Le volet hébergement de la politique d’accueil est géré majoritairement par l’État par le biais des départements. Toutefois, les pouvoirs publics n’agissent pas seuls. En général, pour gérer les dispositifs d’hébergement, ils font appel à des associations ou des entreprises. Ces acteurs sont missionnés par l’État pour s’occuper des dispositifs où logent les personnes exilé.e.s. Des subventions sont accordées à des associations pour qu’elles régissent les centres d’hébergement. Cela permet de s’adapter au mieux aux besoins locaux et d’une certaine manière de profiter de la légitimité des associations.
Selon Magalie SantaMaria, ces associations ont tendance à se professionnaliser et à perdre leur pouvoir d’influence sur les politiques publiques. Elle les qualifie d’“associations gestionnaires”. Celles-ci deviennent de véritables opérateurs publics. Ces associations bénéficient du statut de la loi de 1901 et leur financement est issu majoritairement de subventions publiques. La majeure partie des membres sont salariés et non bénévoles.
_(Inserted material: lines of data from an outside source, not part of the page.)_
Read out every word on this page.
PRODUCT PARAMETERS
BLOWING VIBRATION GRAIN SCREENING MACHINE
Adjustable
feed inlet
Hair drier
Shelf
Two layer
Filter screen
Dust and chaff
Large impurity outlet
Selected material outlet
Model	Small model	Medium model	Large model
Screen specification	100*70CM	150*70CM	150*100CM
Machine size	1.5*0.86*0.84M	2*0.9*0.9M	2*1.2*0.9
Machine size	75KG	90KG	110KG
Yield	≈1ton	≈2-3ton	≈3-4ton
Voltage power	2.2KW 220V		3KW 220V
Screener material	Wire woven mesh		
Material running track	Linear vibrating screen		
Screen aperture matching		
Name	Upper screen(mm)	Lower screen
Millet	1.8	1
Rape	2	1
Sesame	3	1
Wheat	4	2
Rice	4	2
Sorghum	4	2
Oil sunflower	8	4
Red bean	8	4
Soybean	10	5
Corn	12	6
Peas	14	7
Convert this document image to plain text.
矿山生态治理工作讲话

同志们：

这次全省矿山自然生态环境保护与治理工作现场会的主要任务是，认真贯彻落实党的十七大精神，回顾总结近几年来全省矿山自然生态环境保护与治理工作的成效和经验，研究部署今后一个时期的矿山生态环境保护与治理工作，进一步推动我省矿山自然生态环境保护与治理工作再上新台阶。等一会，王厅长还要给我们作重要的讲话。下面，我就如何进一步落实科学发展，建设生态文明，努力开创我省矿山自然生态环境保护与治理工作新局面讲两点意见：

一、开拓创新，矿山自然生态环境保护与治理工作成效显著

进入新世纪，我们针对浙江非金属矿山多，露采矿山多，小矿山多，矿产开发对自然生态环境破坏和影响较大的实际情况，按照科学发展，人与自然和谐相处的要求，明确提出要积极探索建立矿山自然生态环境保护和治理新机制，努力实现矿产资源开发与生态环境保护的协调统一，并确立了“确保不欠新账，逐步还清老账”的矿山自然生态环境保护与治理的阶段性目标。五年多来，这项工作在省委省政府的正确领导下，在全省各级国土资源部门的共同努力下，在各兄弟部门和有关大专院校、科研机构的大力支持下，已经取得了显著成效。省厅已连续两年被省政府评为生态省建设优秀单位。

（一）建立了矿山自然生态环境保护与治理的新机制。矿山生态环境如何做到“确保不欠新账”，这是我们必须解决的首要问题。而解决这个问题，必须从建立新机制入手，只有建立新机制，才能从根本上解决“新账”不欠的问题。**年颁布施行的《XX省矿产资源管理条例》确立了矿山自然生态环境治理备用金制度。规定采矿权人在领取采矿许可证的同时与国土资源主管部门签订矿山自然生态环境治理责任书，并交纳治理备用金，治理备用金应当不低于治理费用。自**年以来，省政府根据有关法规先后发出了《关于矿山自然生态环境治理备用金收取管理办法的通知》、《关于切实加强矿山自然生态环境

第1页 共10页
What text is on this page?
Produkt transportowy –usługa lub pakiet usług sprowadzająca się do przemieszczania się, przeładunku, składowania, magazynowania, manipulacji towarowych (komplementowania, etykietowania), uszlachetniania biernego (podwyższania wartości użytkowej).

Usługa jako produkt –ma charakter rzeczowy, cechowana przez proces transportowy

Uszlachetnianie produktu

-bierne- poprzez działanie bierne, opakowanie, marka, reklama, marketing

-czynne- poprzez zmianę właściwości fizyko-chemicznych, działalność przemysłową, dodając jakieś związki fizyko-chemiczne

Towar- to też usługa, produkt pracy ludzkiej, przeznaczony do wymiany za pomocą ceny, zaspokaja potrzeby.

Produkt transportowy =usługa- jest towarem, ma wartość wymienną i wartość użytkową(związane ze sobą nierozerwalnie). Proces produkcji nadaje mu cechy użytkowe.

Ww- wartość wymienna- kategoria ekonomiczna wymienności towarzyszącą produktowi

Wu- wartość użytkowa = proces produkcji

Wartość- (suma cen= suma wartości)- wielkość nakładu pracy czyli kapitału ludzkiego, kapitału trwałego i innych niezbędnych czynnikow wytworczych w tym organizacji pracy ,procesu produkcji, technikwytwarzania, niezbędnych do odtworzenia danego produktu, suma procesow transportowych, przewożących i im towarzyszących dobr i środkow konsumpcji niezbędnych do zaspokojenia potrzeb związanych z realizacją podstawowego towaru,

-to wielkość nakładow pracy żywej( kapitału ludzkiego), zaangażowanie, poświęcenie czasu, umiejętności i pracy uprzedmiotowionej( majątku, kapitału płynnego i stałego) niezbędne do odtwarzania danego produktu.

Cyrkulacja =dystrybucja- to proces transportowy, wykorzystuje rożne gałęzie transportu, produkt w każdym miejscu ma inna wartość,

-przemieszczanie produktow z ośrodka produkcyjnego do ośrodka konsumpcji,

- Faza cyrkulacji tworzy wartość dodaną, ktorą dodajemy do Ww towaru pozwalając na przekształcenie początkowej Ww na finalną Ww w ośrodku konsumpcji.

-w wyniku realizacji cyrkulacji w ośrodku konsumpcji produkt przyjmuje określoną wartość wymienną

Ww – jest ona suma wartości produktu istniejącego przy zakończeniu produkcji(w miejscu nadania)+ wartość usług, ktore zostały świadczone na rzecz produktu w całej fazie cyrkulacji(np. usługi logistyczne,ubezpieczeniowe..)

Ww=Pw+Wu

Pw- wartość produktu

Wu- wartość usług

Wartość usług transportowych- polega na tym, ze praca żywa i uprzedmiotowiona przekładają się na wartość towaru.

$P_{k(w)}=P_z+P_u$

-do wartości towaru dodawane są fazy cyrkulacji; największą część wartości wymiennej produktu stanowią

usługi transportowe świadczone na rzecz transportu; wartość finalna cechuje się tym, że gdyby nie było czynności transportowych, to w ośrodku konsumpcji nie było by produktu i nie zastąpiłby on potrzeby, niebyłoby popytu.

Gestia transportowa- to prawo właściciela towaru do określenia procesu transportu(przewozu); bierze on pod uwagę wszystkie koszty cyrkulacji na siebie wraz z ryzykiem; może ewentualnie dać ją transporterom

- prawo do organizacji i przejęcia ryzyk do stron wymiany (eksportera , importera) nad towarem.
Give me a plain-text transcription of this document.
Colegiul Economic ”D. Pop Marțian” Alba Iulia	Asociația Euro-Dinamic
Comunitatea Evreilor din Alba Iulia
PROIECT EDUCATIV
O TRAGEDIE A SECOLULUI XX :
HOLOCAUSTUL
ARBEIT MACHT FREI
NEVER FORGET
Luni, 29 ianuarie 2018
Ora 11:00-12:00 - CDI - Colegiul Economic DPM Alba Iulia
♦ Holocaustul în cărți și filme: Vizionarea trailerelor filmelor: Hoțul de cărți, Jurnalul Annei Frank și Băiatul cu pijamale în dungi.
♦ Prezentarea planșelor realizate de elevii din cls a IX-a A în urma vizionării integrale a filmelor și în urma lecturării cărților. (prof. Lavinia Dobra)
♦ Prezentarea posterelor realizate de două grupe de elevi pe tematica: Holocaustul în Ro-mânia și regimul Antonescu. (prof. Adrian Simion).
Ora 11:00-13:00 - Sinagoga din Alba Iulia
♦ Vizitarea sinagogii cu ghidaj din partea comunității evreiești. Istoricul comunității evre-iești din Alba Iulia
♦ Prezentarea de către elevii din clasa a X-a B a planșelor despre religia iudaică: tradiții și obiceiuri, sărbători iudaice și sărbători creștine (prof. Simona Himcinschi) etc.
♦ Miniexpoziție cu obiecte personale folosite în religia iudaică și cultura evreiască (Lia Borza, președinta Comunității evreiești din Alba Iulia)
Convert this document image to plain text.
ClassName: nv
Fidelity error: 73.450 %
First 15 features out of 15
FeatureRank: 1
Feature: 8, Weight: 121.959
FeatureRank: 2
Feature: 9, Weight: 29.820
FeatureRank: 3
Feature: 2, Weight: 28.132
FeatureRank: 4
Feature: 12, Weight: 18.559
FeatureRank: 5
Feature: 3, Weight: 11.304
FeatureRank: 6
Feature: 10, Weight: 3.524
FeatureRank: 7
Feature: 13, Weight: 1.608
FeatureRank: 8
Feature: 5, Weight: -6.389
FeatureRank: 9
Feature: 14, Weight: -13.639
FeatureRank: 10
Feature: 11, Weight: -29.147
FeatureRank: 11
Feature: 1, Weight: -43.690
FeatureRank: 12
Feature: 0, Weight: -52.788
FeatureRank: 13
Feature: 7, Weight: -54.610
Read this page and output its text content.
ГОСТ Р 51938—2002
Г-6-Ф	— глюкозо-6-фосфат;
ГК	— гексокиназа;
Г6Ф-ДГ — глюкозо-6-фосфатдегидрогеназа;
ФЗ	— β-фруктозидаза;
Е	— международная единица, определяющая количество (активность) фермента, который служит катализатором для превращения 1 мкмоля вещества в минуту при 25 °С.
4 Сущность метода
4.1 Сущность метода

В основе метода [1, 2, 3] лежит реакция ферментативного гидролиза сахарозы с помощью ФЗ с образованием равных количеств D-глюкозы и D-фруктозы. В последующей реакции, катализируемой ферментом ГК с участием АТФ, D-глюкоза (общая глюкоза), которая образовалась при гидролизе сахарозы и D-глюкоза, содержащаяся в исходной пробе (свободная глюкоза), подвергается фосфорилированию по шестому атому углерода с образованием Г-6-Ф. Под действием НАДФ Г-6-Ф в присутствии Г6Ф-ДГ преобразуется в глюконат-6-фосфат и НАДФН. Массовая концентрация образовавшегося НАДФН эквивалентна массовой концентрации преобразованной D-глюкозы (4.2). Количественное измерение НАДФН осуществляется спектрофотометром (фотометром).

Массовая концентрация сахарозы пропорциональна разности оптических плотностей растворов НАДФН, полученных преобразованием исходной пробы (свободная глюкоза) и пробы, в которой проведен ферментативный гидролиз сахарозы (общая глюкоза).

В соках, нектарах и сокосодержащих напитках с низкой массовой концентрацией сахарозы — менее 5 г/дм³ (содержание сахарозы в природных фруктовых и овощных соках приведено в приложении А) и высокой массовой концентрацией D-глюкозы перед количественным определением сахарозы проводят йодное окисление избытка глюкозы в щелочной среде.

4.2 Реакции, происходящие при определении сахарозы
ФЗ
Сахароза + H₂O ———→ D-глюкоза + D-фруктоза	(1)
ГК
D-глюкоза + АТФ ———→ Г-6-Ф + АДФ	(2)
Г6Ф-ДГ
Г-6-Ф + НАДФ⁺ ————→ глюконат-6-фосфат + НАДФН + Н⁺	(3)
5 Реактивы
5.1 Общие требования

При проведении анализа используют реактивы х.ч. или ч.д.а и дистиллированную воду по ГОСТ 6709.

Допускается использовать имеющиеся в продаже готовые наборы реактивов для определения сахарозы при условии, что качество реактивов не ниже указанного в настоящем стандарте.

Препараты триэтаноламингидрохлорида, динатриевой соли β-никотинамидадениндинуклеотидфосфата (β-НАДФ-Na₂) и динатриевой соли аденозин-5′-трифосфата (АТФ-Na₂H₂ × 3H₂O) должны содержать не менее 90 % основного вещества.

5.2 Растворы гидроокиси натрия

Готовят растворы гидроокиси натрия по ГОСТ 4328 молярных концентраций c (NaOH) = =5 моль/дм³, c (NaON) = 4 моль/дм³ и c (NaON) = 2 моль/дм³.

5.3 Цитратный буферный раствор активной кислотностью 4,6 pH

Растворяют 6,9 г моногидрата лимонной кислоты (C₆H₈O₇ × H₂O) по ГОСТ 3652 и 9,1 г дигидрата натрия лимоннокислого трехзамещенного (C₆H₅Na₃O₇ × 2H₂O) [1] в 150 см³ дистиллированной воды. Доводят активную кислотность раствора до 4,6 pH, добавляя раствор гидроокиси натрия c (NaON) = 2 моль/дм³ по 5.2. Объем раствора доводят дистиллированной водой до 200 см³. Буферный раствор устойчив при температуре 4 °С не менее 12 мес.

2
Par ailleurs elles accomplissent des missions de service public. Leur marge d’action est donc limitée.
Afin de dépasser l’urgence et d’accueillir des exilés sur leurs territoires, les collectivités vont parfois jusqu’à mettre en place des réseaux de collectivités afin de partager leur expertise et leurs expériences.
Cette volonté de coopérer dans le cadre de l’accueil des exilé.e.s peut prendre des formes variées. En 1995, un réseau de ville-refuge a été créé à l’initiative du Parlement international des écrivains. Ce Parlement a été créé en 1993 à la suite d'assassinats en Algérie touchant notamment des écrivains. Un des buts du Parlement était de créer un réseau de villes refuges pour accueillir les écrivains persécutés souhaitant s'exiler. C’est ici une initiative de coopération décentralisée entre collectivités territoriales, une initiative prise de manière volontaire et non pas en réponse à l’urgence. Le choix de rejoindre le réseau est propre à chaque collectivité mais bien que le partenariat s’établisse sur le long terme, une alternance politique au sein de la collectivité peut nuire au à sa bonne mise en œuvre.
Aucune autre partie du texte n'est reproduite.